Na tarde de hoje, um encontro de grande significado foi realizado na Catedral da Sé, no coração de São Paulo. O local, que é um símbolo de resistência à ditadura, foi escolhido como palco para reunir os desaparecidos – ou melhor, seus fantasmas – de todo o país, com o objetivo de discutir um programa político que visa combater o horror do desaparecimento forçado como prática de Estado. A partir desta construção política, foi decidido que os desaparecidos marchariam até Brasília, em uma marcha política, para reforçar sua causa. No caminho, encontraram figuras emblemáticas, também desaparecidas ou que foram impedidas de ter um enterro digno, como o indígena Sepé Tiaraju, o líder negro Zumbi dos Palmares e Tiradentes, um dos líderes da inconfidência mineira. A importância deste encontro e marcha não pode ser subestimada, pois isso representa uma luta contínua pelos direitos humanos e pelos que foram subjugados pelo regime ditatorial.

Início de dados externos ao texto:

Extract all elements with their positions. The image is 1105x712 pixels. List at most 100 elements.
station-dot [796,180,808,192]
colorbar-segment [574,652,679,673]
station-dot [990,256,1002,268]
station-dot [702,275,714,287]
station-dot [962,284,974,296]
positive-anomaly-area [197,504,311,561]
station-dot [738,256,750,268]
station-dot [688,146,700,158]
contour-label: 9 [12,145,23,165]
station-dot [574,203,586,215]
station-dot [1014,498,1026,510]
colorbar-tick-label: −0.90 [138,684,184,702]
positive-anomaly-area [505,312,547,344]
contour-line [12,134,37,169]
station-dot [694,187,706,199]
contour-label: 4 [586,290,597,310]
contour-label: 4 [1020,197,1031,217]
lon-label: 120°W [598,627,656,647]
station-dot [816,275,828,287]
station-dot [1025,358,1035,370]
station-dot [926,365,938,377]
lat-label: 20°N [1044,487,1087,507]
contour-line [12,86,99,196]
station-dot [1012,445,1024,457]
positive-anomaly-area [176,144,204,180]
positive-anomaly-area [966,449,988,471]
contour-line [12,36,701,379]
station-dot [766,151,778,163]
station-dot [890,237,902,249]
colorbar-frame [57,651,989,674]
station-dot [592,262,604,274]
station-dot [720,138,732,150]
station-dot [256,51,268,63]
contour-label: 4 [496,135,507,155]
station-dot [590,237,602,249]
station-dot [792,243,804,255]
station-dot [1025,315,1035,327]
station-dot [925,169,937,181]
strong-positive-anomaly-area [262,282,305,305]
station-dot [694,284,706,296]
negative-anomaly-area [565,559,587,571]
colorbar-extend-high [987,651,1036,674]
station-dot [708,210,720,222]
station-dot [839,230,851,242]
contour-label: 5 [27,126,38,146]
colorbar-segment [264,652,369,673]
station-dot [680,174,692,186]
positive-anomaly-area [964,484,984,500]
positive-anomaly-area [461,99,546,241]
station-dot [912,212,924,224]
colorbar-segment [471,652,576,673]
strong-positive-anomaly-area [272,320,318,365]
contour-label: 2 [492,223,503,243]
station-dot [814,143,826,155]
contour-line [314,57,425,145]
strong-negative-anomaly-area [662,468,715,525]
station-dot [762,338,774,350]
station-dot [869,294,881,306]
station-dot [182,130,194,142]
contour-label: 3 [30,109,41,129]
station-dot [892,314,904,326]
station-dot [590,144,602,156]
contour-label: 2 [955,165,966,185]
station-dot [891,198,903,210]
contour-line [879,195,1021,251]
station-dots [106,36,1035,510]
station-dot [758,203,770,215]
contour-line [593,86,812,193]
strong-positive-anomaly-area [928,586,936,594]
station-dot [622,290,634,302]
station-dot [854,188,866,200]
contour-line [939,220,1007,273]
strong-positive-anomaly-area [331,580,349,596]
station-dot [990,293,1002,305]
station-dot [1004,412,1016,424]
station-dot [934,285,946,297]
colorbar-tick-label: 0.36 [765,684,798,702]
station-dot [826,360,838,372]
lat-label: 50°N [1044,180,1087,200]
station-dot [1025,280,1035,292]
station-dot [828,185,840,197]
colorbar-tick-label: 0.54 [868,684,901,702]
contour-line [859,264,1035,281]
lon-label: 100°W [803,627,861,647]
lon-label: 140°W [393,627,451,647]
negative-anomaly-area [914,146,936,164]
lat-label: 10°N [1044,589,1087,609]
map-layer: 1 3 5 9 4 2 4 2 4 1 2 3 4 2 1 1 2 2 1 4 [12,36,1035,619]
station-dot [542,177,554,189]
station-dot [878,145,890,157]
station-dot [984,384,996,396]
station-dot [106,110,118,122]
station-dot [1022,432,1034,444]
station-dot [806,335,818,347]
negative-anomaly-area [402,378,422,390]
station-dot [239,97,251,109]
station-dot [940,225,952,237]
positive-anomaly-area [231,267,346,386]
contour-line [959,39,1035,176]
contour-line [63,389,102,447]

“Embora sempre tenham existido desaparecidos políticos, a expressão só passou a definir um ente no imaginário social depois que esse sinistro método de extermínio de dissidentes políticos foi adotado no Sul das Américas, entre os anos sessenta e setenta do século passado. Por meio de aparatos complexos e clandestinos, Estados delinquentes logravam a tripla invisibilidade, de seus crimes, de suas vítimas e da extensão da política de extermínio”, escreve B. Kucinski num posfácio a O congresso dos desaparecidos.
É interessante notar que o romance, classificado, também, na edição como um “drama em prosa”, guarda algumas características teatrais que dão relevo a cenários, como a catedral da Sé, e personagens, algumas nomeadas pelos codinomes da clandestinidade, outras, mais conhecidas do público, pelo nome civil das personagens, como é o caso do deputado federal Rubens Paiva.
O filho de Rubens Paiva, o escritor Marcelo Rubens Paiva, em resenha à Revista 451, afirmou: “O drama em prosa de Bernardo Kucinski ressuscita aqueles e aquelas que não tiveram a oportunidade de desabafar nos minutos finais, fazer um balanço completo, ou até um mea-culpa. Morreram solitários, desenganados, trucidados por animais raivosos.” Na sua opinião, este é o papel do escritor: “O papel do escritor é resgatar, resgatar e resgatar. Desenterrar, realizar autópsias com dados coletados em pesquisa minuciosa, seja através de depoimentos e arquivos secretos, seja pelo senso comum ou, por vezes, fazendo ligações com as informações jogadas em fragmentos, como um quebra-cabeça”, completa.
O crítico Márcio Selligman-Silva, professor da Unicamp que escreveu a orelha da obra, afirma que na obra de Kucinski, “com ironia, personagens históricos e criados se misturam para permitir imaginarmos – criar uma imagem – da ditadura”. Trazendo a reflexão para o presente, ele diz ainda: “Como o período neoditatorial de 2016- 2022 deixou claro com sua glamorização da ditadura, a memória desse período e a memória da barbárie institucional no Brasil devem constituir espinhas dorsais da resistência contra os fascismos que sempre galopam no dorso pútrido do negacionismo”.